When assessing investment destinations, investors place greatest weight on workforce capability, labour and input costs, innovation capacity, market scale and tax competitiveness. These are also the areas where Australia and New Zealand face some of their strongest competitive pressures.

 

What investors value is changing

Around the world, governments are competing to attract investment linked to artificial intelligence, advanced manufacturing, digital infrastructure, clean energy and critical minerals.

 

As a result, investors are placing greater emphasis on factors such as labour availability and quality, labour and input costs, R&D intensity, market size and tax competitiveness.

 

Top five global investment priorities

30%
30%
availability and quality of the workforce
29%
29%
labour costs and other input costs
26%
26%
level of R&D and innovation
21%
21%
Market size
21%
21%
tax competitiveness

Friction points

Regulatory complexity emerged as one of the clearest friction points. Only 16% of respondents viewed Australia's approvals processes for foreign investment as “not at all restrictive”. In New Zealand, the figure was 5%.

While both countries have introduced reforms to improve investment pathways, the findings suggest investors continue to perceive approval processes as complex and difficult to navigate.

This matters because capital is mobile. Investors are not simply comparing tax rates or labour costs. They are comparing the ease with which opportunities can be converted into value. Markets that can provide talent, infrastructure, policy certainty and efficient project delivery are increasingly gaining an edge.

Australia and New Zealand have been prosperous, safe and stable places to invest, but must do more to continue to attract capital. Investors increasingly prioritise countries that are agile, build capability and adapt to change.

Australia and New Zealand have strong foundations as investment destinations, but investors are prioritising countries that are agile, focused on building capability and adapting to change.

Three priority areas for future competitiveness

The report identifies three strategic priorities for governments and policymakers to consider.

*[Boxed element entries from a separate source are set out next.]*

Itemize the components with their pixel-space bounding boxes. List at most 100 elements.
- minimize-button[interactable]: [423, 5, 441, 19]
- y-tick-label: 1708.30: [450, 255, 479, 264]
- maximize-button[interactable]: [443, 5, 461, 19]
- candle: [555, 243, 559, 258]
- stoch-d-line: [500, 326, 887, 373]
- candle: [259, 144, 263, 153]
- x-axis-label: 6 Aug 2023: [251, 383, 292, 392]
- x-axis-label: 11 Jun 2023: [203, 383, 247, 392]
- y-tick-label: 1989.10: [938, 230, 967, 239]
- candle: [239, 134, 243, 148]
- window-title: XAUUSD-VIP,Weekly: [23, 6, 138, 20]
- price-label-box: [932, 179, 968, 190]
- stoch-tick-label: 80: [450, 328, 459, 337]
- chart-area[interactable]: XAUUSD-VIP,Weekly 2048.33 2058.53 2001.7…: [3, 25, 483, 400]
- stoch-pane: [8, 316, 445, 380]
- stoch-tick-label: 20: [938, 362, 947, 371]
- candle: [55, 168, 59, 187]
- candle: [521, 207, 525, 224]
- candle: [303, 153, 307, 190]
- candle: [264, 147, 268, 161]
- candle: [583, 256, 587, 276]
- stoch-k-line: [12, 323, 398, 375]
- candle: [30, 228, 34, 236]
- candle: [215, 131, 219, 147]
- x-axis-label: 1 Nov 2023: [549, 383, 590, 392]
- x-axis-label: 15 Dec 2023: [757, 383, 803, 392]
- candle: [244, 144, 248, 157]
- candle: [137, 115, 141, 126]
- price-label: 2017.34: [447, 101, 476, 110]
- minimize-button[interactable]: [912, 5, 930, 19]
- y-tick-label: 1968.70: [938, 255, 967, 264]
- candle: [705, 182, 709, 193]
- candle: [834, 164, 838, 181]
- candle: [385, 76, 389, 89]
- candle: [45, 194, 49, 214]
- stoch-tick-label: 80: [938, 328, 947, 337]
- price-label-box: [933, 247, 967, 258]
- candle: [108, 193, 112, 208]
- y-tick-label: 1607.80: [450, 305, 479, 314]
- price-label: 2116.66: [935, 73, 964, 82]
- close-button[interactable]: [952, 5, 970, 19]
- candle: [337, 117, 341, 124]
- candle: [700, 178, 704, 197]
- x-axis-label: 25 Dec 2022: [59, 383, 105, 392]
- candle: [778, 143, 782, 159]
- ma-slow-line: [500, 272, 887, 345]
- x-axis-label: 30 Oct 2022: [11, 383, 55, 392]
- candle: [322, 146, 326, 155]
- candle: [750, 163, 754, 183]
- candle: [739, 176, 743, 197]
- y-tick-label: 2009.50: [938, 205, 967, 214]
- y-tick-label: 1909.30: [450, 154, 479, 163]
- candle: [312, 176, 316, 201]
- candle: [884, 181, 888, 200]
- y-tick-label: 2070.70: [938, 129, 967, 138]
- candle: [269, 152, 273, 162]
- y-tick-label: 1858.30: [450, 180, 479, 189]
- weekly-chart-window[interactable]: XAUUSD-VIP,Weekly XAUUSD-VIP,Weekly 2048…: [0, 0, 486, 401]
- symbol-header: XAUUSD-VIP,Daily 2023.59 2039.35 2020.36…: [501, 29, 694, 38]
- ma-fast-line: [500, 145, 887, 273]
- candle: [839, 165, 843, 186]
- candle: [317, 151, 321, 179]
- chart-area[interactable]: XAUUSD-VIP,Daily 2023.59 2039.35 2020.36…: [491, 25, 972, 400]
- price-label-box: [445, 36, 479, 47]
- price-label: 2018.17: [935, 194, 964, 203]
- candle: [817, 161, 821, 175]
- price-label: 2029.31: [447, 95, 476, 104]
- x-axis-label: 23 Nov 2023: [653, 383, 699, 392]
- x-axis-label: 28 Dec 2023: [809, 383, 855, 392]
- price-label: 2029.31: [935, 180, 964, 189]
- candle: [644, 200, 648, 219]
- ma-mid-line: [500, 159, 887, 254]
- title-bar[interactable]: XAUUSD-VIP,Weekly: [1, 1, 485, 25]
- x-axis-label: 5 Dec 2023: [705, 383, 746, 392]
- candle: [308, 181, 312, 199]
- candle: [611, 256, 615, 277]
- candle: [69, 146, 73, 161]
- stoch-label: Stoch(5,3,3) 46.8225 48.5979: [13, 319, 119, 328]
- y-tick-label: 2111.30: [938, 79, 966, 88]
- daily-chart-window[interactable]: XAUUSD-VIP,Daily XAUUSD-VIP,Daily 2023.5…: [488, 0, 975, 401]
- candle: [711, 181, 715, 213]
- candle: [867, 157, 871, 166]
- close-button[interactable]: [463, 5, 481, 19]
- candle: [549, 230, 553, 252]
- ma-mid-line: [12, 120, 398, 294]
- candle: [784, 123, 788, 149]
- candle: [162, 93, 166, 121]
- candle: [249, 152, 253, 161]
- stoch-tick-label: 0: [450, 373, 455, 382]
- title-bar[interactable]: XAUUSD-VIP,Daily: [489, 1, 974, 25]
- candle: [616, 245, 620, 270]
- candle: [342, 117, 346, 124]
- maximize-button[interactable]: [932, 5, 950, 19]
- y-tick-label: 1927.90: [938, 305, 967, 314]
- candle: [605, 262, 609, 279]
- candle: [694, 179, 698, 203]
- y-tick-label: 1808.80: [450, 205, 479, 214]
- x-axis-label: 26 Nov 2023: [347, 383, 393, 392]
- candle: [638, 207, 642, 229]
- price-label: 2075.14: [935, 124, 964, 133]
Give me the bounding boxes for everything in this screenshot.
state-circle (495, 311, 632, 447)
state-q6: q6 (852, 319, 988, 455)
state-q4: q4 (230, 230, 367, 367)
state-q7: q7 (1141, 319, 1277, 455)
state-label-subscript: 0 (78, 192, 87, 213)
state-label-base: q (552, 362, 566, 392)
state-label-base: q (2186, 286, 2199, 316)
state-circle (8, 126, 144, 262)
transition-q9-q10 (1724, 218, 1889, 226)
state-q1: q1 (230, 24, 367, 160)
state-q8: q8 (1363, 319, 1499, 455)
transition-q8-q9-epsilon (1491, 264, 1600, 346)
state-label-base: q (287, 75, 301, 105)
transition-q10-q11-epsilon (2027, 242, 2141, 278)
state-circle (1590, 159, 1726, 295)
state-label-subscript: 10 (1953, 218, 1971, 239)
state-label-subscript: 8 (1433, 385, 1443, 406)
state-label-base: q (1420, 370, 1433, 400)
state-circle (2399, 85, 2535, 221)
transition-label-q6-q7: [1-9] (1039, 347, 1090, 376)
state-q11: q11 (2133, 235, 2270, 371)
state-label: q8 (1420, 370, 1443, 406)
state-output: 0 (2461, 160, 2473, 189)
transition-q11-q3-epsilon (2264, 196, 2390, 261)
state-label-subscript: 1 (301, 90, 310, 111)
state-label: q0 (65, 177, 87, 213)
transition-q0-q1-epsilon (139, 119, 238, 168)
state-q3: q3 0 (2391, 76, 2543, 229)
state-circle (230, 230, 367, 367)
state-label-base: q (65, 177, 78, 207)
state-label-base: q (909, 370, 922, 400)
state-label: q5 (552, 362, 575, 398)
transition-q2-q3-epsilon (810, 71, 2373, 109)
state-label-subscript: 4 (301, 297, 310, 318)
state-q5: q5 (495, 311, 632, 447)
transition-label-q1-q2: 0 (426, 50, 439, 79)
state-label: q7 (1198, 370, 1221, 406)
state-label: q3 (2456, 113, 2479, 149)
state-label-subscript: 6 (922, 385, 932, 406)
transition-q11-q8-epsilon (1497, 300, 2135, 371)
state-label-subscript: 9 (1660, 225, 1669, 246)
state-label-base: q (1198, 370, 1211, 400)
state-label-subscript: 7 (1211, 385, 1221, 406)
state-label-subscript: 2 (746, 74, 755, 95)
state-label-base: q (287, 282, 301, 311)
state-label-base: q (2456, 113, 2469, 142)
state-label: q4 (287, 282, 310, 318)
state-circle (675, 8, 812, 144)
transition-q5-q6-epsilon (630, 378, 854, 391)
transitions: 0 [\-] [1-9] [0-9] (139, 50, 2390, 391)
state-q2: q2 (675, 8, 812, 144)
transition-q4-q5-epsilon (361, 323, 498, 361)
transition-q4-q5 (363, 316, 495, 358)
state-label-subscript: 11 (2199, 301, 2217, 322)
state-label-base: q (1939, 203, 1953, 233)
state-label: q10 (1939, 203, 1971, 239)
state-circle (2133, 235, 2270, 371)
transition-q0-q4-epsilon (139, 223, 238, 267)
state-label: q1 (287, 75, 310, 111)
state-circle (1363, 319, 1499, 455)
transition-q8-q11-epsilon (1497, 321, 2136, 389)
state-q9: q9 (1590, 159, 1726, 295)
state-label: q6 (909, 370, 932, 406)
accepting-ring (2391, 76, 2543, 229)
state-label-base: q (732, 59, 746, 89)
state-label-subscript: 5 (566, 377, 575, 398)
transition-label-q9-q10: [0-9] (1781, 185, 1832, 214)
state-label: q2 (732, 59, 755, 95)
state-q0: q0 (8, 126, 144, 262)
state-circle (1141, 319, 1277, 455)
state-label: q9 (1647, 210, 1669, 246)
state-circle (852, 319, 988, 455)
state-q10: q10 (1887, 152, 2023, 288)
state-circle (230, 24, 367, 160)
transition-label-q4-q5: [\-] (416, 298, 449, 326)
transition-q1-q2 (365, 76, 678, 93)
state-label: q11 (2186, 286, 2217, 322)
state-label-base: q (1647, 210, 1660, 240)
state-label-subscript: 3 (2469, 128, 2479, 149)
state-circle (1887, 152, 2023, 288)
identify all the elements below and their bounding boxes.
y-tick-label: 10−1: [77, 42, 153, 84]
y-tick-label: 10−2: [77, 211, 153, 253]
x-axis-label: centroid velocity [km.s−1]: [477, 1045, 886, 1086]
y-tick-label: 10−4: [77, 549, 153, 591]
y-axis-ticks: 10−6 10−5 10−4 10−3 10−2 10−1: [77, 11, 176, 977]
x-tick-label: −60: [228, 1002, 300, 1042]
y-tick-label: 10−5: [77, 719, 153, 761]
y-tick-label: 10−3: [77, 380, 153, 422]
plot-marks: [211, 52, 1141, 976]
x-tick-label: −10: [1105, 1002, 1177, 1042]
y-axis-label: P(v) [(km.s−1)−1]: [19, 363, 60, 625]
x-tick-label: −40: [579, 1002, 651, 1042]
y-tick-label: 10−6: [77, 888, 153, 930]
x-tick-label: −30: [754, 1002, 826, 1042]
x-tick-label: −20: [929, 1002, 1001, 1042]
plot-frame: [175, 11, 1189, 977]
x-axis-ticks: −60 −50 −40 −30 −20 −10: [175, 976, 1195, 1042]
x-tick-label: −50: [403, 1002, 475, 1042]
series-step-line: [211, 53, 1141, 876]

1. Innovation, AI and the digital economy

Almost half (46%) of investors said improving technology infrastructure should be the top priority for Australia and New Zealand to strengthen attractiveness for AI investment and innovation.

In response, the report suggests pre-zoned, investment-ready data centre precincts are one of the highest-leverage economic opportunities available to both countries, supported by abundant renewable energy resources, available land and strong international connectivity.

2. Workforce, mobility and productivity

Three in 10 investors who redirected capital away from Australia and New Zealand cited better access to technology or skilled labour elsewhere as a contributing factor. The report explains the role of targeted migration settings, fast-track arrangements for specialised talent and stronger workforce development pathways in addressing these challenges.

3. Tax competitiveness and investment certainty

Investors consistently identified tax certainty and predictability as important elements of an attractive investment environment. In fact, 19% of those surveyed said a lack of stable, predictable and competitive tax settings are a leading risk to the future attractiveness of Australia and New Zealand.

The report suggests that tax settings should be considered as part of a broader competitiveness agenda encompassing investment certainty, regulatory efficiency and business confidence.

Summary

Future competitiveness will depend on how effectively Australia and New Zealand translate strengths into capability, productivity and growth. The collective challenge is to create the conditions that allow investment to succeed once it arrives.